🤖 AI Summary
Existing theoretical analyses of Transformer expressivity predominantly focus on formal language recognition (i.e., acceptance/rejection of strings), neglecting their primary real-world use as autoregressive probabilistic language models—a critical conceptual gap.
Method: We conduct the first systematic characterization of the class of probability distributions expressible by hard-attention Transformers operating as autoregressive language models, integrating formal language theory, probabilistic modeling, and autoregressive generation frameworks to rigorously analyze their functional expressivity.

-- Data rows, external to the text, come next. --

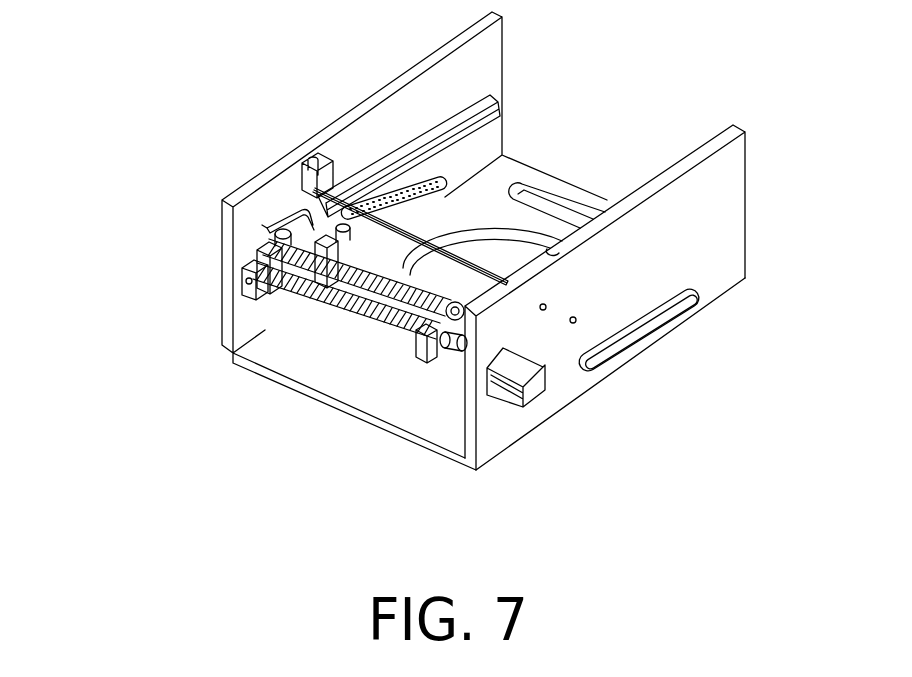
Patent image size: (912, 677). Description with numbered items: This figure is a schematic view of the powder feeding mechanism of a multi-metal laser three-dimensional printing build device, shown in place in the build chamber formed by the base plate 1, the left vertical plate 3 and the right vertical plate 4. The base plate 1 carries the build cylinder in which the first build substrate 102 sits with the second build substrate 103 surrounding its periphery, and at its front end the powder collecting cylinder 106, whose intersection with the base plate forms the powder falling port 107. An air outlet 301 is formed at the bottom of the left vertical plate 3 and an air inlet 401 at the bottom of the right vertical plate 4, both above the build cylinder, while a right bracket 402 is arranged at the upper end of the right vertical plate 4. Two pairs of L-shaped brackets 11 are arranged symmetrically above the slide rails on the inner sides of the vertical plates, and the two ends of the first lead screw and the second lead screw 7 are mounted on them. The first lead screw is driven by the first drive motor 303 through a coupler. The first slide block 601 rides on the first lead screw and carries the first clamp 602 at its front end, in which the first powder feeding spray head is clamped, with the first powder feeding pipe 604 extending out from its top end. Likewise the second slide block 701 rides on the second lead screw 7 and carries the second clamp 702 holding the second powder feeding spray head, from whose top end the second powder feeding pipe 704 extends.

The base plate 1 is at (525, 165).
The left vertical plate 3 is at (730, 210).
The right vertical plate 4 is at (357, 135).
The second lead screw 7 is at (287, 285).
The L-shaped bracket 11 is at (247, 263).
The first build substrate 102 is at (512, 276).
The second build substrate 103 is at (555, 252).
The powder collecting cylinder 106 is at (550, 187).
The powder falling port 107 is at (583, 210).
The air outlet 301 is at (660, 333).
The first drive motor 303 is at (532, 402).
The air inlet 401 is at (423, 189).
The right bracket 402 is at (310, 155).
The first slide block 601 is at (313, 271).
The first clamp 602 is at (340, 258).
The first powder feeding pipe 604 is at (288, 203).
The second slide block 701 is at (460, 345).
The second clamp 702 is at (425, 362).
The second powder feeding pipe 704 is at (414, 324).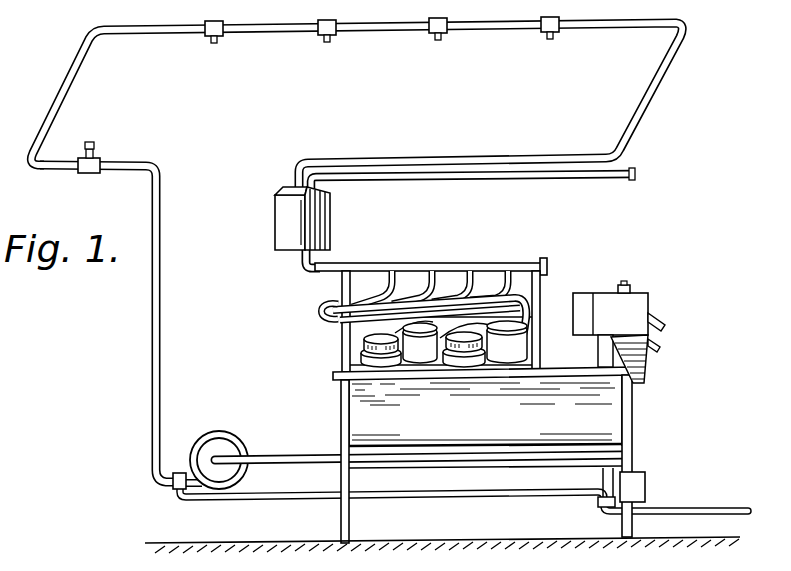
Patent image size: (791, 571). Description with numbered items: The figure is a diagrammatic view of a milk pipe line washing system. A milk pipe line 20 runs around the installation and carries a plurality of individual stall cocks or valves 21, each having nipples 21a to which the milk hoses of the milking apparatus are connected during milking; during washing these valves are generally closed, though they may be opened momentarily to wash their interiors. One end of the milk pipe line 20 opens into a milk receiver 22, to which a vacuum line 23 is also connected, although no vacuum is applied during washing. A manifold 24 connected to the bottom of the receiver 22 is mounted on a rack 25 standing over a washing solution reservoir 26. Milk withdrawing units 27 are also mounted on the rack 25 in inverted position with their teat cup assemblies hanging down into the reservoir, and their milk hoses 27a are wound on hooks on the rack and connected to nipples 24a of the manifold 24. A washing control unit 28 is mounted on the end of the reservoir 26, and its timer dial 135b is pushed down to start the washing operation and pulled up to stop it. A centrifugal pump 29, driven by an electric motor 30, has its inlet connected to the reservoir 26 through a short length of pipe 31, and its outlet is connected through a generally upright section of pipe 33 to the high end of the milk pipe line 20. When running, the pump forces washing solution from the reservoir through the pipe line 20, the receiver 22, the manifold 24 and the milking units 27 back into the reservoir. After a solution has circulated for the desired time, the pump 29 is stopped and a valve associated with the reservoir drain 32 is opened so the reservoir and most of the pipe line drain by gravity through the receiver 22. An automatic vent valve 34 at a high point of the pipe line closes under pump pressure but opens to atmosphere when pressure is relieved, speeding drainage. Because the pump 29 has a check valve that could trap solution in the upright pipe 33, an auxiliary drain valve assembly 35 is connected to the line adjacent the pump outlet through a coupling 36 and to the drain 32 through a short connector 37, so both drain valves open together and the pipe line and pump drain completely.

The milk pipe line 20 is at (268, 33).
The stall cocks or valves 21 is at (205, 38).
The nipples 21a is at (214, 44).
The milk receiver 22 is at (312, 221).
The vacuum line 23 is at (537, 178).
The manifold 24 is at (420, 265).
The nipples of manifold 24a is at (380, 262).
The rack 25 is at (541, 293).
The washing solution reservoir 26 is at (593, 437).
The milk withdrawing units 27 is at (400, 366).
The milk hoses 27a is at (330, 303).
The washing control unit 28 is at (653, 297).
The centrifugal pump 29 is at (213, 447).
The electric motor 30 is at (243, 438).
The pipe 31 is at (295, 449).
The reservoir drain 32 is at (667, 508).
The upright section of pipe 33 is at (153, 343).
The automatic vent valve 34 is at (82, 158).
The auxiliary drain valve assembly 35 is at (645, 478).
The coupling 36 is at (173, 489).
The short connector 37 is at (602, 513).
The timer dial 135b is at (625, 285).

Contribution/Results: We show that the autoregressive and probabilistic structure fundamentally enhances expressivity—breaking the equivalence between hard-attention Transformers and finite automata established under non-probabilistic settings. We precisely delineate the theoretical limits of such Transformers in modeling probability distributions over sequences and formally establish the intrinsic expressive advantage conferred by the language modeling paradigm over mere recognition tasks.
📝 Abstract
Most expressivity results for transformers treat them as language recognizers (which accept or reject strings), and not as they are used in practice, as language models (which generate strings autoregressively and probabilistically). Here, we characterize the probability distributions that transformer language models can express. We show that making transformer language recognizers autoregressive can sometimes increase their expressivity, and that making them probabilistic can break equivalences that hold in the non-probabilistic case. Our overall contribution is to tease apart what functions transformers are capable of expressing, in their most common use-case as language models.